KENDİNİZE yazık etmeyiniz. Bugünkü yetersiz ve bozuk eğitim sizi, değirmenin buğday tanelerini un ufak etmesi gibi öğütüp parçalıyor, harcıyor.

Eğitimin amacı adam etmek, adam yetiştirmektir.

Kadın olsun erkek olsun bir adamın üç boyutu vardır:

1. Bilgi, inanç ve kültür boyutu.

2. Aksiyon, ahlak, iş, hareket boyutu.

3. Güzellik, sanat, estetik boyutu.

Eğitim sistemi size bu üç boyutu kazandırmıyorsa ne işe yarar.

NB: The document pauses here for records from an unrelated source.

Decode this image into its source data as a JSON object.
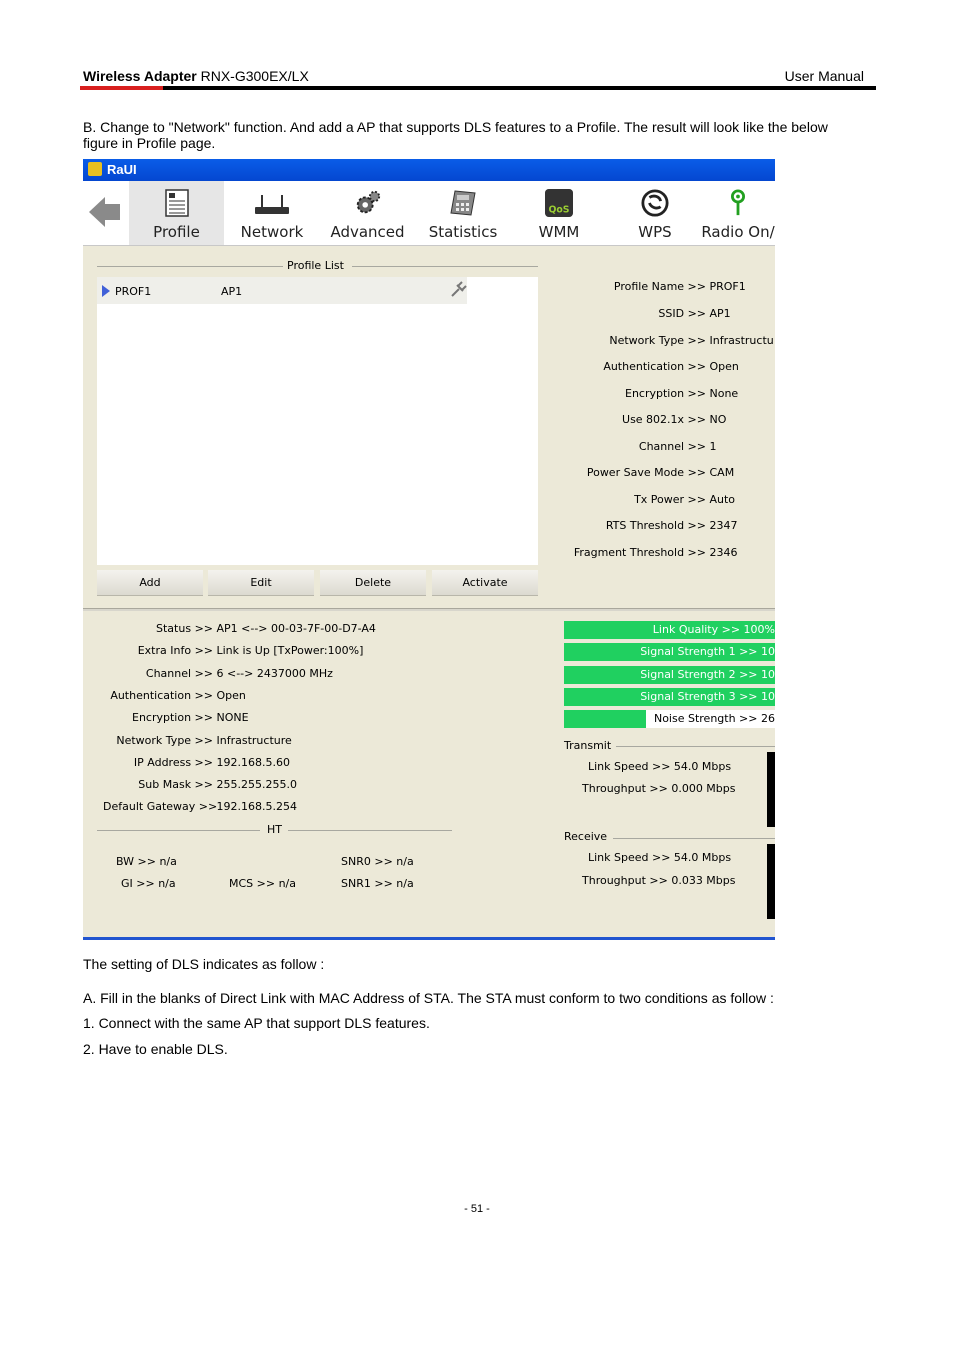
{
  "header": {
    "product_bold": "Wireless Adapter",
    "product_model": " RNX-G300EX/LX",
    "doc_type": "User Manual"
  },
  "intro": {
    "line1": "B. Change to \"Network\" function. And add a AP that supports DLS features to a Profile. The result will look like the below",
    "line2": "figure in Profile page."
  },
  "app": {
    "title": "RaUI",
    "toolbar": [
      {
        "label": "Profile",
        "icon": "profile-icon"
      },
      {
        "label": "Network",
        "icon": "network-icon"
      },
      {
        "label": "Advanced",
        "icon": "advanced-icon"
      },
      {
        "label": "Statistics",
        "icon": "statistics-icon"
      },
      {
        "label": "WMM",
        "icon": "qos-icon"
      },
      {
        "label": "WPS",
        "icon": "wps-icon"
      },
      {
        "label": "Radio On/",
        "icon": "radio-icon"
      }
    ],
    "profile_list": {
      "title": "Profile List",
      "rows": [
        {
          "name": "PROF1",
          "ssid": "AP1"
        }
      ],
      "buttons": {
        "add": "Add",
        "edit": "Edit",
        "delete": "Delete",
        "activate": "Activate"
      }
    },
    "profile_details": [
      {
        "k": "Profile Name >>",
        "v": "PROF1"
      },
      {
        "k": "SSID >>",
        "v": "AP1"
      },
      {
        "k": "Network Type >>",
        "v": "Infrastructu"
      },
      {
        "k": "Authentication >>",
        "v": "Open"
      },
      {
        "k": "Encryption >>",
        "v": "None"
      },
      {
        "k": "Use 802.1x >>",
        "v": "NO"
      },
      {
        "k": "Channel >>",
        "v": "1"
      },
      {
        "k": "Power Save Mode >>",
        "v": "CAM"
      },
      {
        "k": "Tx Power >>",
        "v": "Auto"
      },
      {
        "k": "RTS Threshold >>",
        "v": "2347"
      },
      {
        "k": "Fragment Threshold >>",
        "v": "2346"
      }
    ],
    "status": [
      {
        "k": "Status >>",
        "v": "AP1 <--> 00-03-7F-00-D7-A4"
      },
      {
        "k": "Extra Info >>",
        "v": "Link is Up [TxPower:100%]"
      },
      {
        "k": "Channel >>",
        "v": "6 <--> 2437000 MHz"
      },
      {
        "k": "Authentication >>",
        "v": "Open"
      },
      {
        "k": "Encryption >>",
        "v": "NONE"
      },
      {
        "k": "Network Type >>",
        "v": "Infrastructure"
      },
      {
        "k": "IP Address >>",
        "v": "192.168.5.60"
      },
      {
        "k": "Sub Mask >>",
        "v": "255.255.255.0"
      },
      {
        "k": "Default Gateway >>",
        "v": "192.168.5.254"
      }
    ],
    "ht": {
      "title": "HT",
      "bw": "BW >> n/a",
      "gi": "GI >> n/a",
      "mcs": "MCS >> n/a",
      "snr0": "SNR0 >> n/a",
      "snr1": "SNR1 >> n/a"
    },
    "signal_bars": [
      {
        "label": "Link Quality >> 100%",
        "level": 1.0
      },
      {
        "label": "Signal Strength 1 >> 10",
        "level": 1.0
      },
      {
        "label": "Signal Strength 2 >> 10",
        "level": 1.0
      },
      {
        "label": "Signal Strength 3 >> 10",
        "level": 1.0
      },
      {
        "label": "Noise Strength >> 26",
        "level": 0.39
      }
    ],
    "transmit": {
      "title": "Transmit",
      "link_speed": "Link Speed >>  54.0 Mbps",
      "throughput": "Throughput >>  0.000 Mbps"
    },
    "receive": {
      "title": "Receive",
      "link_speed": "Link Speed >>  54.0 Mbps",
      "throughput": "Throughput >>  0.033 Mbps"
    },
    "colors": {
      "title_bar": "#0a5de8",
      "signal_green": "#20d060",
      "panel": "#ece9d8"
    }
  },
  "body_text": {
    "dls_intro": "The setting of DLS indicates as follow :",
    "step_a": "A. Fill in the blanks of Direct Link with MAC Address of STA. The STA must conform to two conditions as follow :",
    "cond1": "1. Connect with the same AP that support DLS features.",
    "cond2": "2. Have to enable DLS."
  },
  "footer": {
    "page": "- 51 -"
  }
}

Bugünkü eğitim sistemi ideolojik bir eğitimdir. Bugünkü ideoloji İslam dinine ve evrensel bilgeliğe aykırı bir sistemdir.

Siz bu eğitim sistemiyle, bu okullarla, bu ders programlarıyla iyi insan, iyi Müslüman, adam olamazsınız.

Hayatın gayesi doktor, mühendis, hukukçu olmak değildir, tekrar ediyorum adam olmaktır adam.

İnsan kendi kendine adam olamaz. Kendi kendine doktor, mühendis, hukukçu olunabiliyor mu ki, adam olunabilsin.

Adam olabilmek için iyi bir eğitim sistemi, kaliteli öğretmenler, vasıflı mektepler lazımdır.

Gerçekten adam olmuş kimsenin inançları doğrudur, bilgileri ve kültürü doğrudur… Aksiyonu, ahlakı, karakteri iyidir… Bu doğruların ve iyiliğin yanında güzellik unsuru da mutlaka bulunmalıdır.

Adam gibi adam olabilmek kolay değildir. Uzun yıllar boyunca bunun eğitimini görmek, sınavlarına başarı ile vermek gerekir.

İyi bir Müslüman, aynı anda iyi bir insan, iyi bir vatandaştır.

Sizlere tavsiyem:

Adam olma niyetine sahip olunuz.

Adam olmanızı sağlayacak üstadlar ve rehberler arayınız.

Adam olmak için uzun yıllar boyunca çok çalışınız.

İnşaallah aradıklarını bulur, çok çalışır ve çabalar ve adam olursunuz.

Olamazsanız imtihanı kaybedecek ve büyük zarara uğrayacaksınız.